Look! It's a bait-and-switch memoir! It's been a while since I encountered one of those.

Madison, a chef and author of vegetarian cookbooks, opens her memoir by saying that there is a twenty-year gap in her resume. It's a time she rarely speaks of, she says, but which completely shaped her life. It was the twenty years she spent as the cook for the Zen Center in San Francisco.

How fascinating, I thought. I am always a sucker for the minutiae of daily life, especially when it involves cooking or nunneries/monasteries. Plus, I've had some of the best meals of my life in Buddhist temples. I bought the book after reading that intro on Amazon.
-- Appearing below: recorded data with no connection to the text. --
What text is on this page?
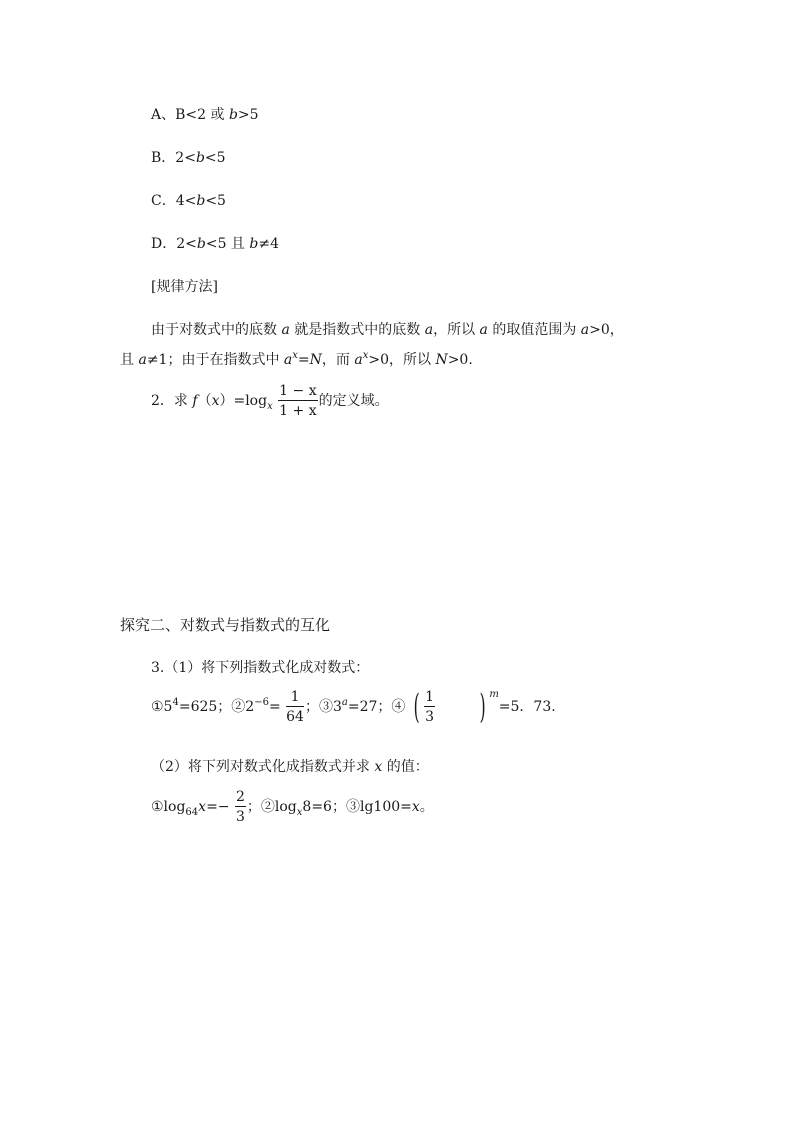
A、B<2 或 b>5
B．2<b<5
C．4<b<5
D．2<b<5 且 b≠4
[规律方法]
由于对数式中的底数 a 就是指数式中的底数 a，所以 a 的取值范围为 a>0，
且 a≠1；由于在指数式中 $a^x=N$，而 $a^x>0$，所以 N>0.
2．求 $f(x)=\log_x \frac{1 - x}{1 + x}$ 的定义域。
探究二、对数式与指数式的互化
3.（1）将下列指数式化成对数式：
$①5^4=625$；$②2^{-6}= \frac{1}{64}$ ；$③3^a=27$；④ ( $\frac{1}{3}$ ) $^m$=5．73.
（2）将下列对数式化成指数式并求 x 的值：
$①\log_{64}x=- \frac{2}{3}$ ；$②\log_x8=6$；③lg100=x。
The rest of the book is Madison's life story, mostly not about the twenty years at the Zen Center. That gets about two chapters. She explains why she left in literally one sentence, referring to "a scandal involving the abbot," with no further detail.

Her prose is good, and I enjoy reading food descriptions, so normally I will enjoy any chef or food-centered memoir. But while any given page is fine, the overall effect is regrettably boring.

For a book called "my life with vegetables," it's less about vegetables and her feelings about vegetables, and more a recounting of her life which largely involves vegetarian cooking. I was expecting rhapsodies about the specific delights of leeks and lotus root, and I got endless descriptions of life in California, "and then I cooked this and then I ate that, and mostly it was vegetarian."